---
title: "The lang attribute on <html>"
category: foundations
status: required
url: https://specification.website/spec/foundations/html-lang/
updated: "2026-05-29"
sources:
  - title: "HTML Living Standard — The lang and xml:lang attributes"
    url: "https://html.spec.whatwg.org/multipage/dom.html#the-lang-and-xml:lang-attributes"
    publisher: "WHATWG"
  - title: "MDN — HTML lang global attribute"
    url: "https://developer.mozilla.org/en-US/docs/Web/HTML/Global_attributes/lang"
    publisher: "MDN"
  - title: "BCP 47 — Tags for Identifying Languages"
    url: "https://www.rfc-editor.org/info/bcp47"
    publisher: "IETF"
  - title: "WCAG 3.1.1 — Language of Page (Level A)"
    url: "https://www.w3.org/WAI/WCAG22/Understanding/language-of-page.html"
    publisher: "W3C"
source_repo: https://github.com/jdevalk/specification.website
licence: CC-BY-4.0
---

# The lang attribute on <html>

> Set a valid BCP 47 language tag on the <html> element so screen readers, translators, search engines, and browsers know what language the page is in.

## What it is

Every HTML document should declare its primary language on the root element using the `lang` attribute:

```html
<html lang="en">
```

The value is a **BCP 47 language tag** — a short, standardised string that identifies a language and, optionally, a region or script. Examples: `en`, `en-GB`, `nl`, `pt-BR`, `zh-Hant`, `de-AT`.

## Why it matters

The language of the page is metadata that many systems rely on:

- **Screen readers** switch pronunciation engines based on `lang`. Without it, VoiceOver and NVDA read English text with a Dutch accent, or vice versa, making content unintelligible.
- **Browsers** offer translation prompts ("Translate this page from French?") only when they know the source language.
- **Search engines** use it as one signal for which audience to show the page to.
- **Spell checkers** in `<textarea>` and `contenteditable` fields use the document language as their default.
- **CSS** can match `:lang(en-GB)` to apply locale-specific typography (quotation marks, hyphenation).
- **WCAG 3.1.1 Level A** requires the human language of every page to be programmatically determinable.
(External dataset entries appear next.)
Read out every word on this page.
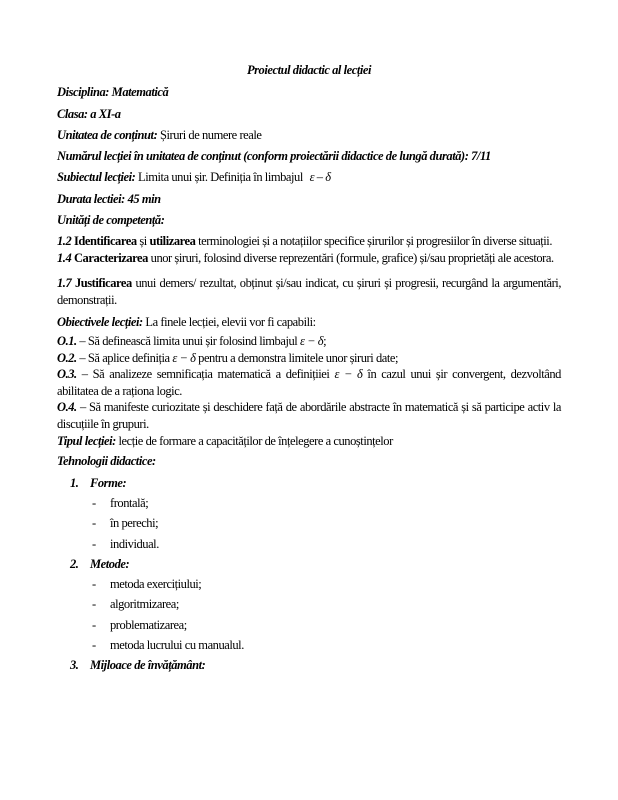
Proiectul didactic al lecției

Disciplina: Matematică

Clasa: a XI-a

Unitatea de conținut: Șiruri de numere reale

Numărul lecției în unitatea de conținut (conform proiectării didactice de lungă durată): 7/11

Subiectul lecției: Limita unui șir. Definiția în limbajul ε – δ

Durata lectiei: 45 min

Unități de competență:

1.2 Identificarea și utilizarea terminologiei și a notațiilor specifice șirurilor și progresiilor în diverse situații.

1.4 Caracterizarea unor șiruri, folosind diverse reprezentări (formule, grafice) și/sau proprietăți ale acestora.

1.7 Justificarea unui demers/ rezultat, obținut și/sau indicat, cu șiruri și progresii, recurgând la argumentări, demonstrații.

Obiectivele lecției: La finele lecției, elevii vor fi capabili:

O.1. – Să definească limita unui șir folosind limbajul ε − δ;

O.2. – Să aplice definiția ε − δ pentru a demonstra limitele unor șiruri date;

O.3. – Să analizeze semnificația matematică a definițiiei ε − δ în cazul unui șir convergent, dezvoltând abilitatea de a raționa logic.

O.4. – Să manifeste curiozitate și deschidere față de abordările abstracte în matematică și să participe activ la discuțiile în grupuri.

Tipul lecției: lecție de formare a capacităților de înțelegere a cunoștințelor

Tehnologii didactice:

1. Forme:

- frontală;

- în perechi;

- individual.

2. Metode:

- metoda exercițiului;

- algoritmizarea;

- problematizarea;

- metoda lucrului cu manualul.

3. Mijloace de învățământ:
A missing `lang` is one of the most common accessibility failures, and one of the easiest to fix.

## How to implement

Use a valid BCP 47 tag. The simplest form is just the two-letter ISO 639-1 language code:

```html
<html lang="en">
<html lang="fr">
<html lang="ja">
```

Add a region only when it changes meaning — currency, spelling, or pronunciation:

```html
<html lang="en-GB">   <!-- British English: "colour", "behaviour" -->
<html lang="en-US">   <!-- American English: "color", "behavior" -->
<html lang="pt-BR">   <!-- Brazilian Portuguese -->
<html lang="zh-Hant"> <!-- Traditional Chinese script -->
```

For sections of a page in a different language, use `lang` on a child element:

```html
<p>The French call it <span lang="fr">pamplemousse</span>.</p>
```

For right-to-left scripts (Arabic, Hebrew), pair `lang` with `dir`:

```html
<html lang="ar" dir="rtl">
```

## Common mistakes

- Omitting the attribute entirely. Many CMS templates ship without it.
- Using made-up codes like `lang="english"` or `lang="us"`. Only BCP 47 tags are valid.
- Setting `lang="en"` on a Dutch site because the template was copied from an English boilerplate.
- Over-specifying the region (`lang="en-US"` on a generic global English site is fine but rarely needed).
- Forgetting to update `lang` on translated pages — every locale needs its own value.

## Verification

- View source: confirm `<html lang="...">` is present and matches the actual content language.
- Run `document.documentElement.lang` in DevTools.
- Use an accessibility checker (axe, Lighthouse). Both flag missing or invalid `lang`.
- Listen to the page with a screen reader and confirm pronunciation matches the language.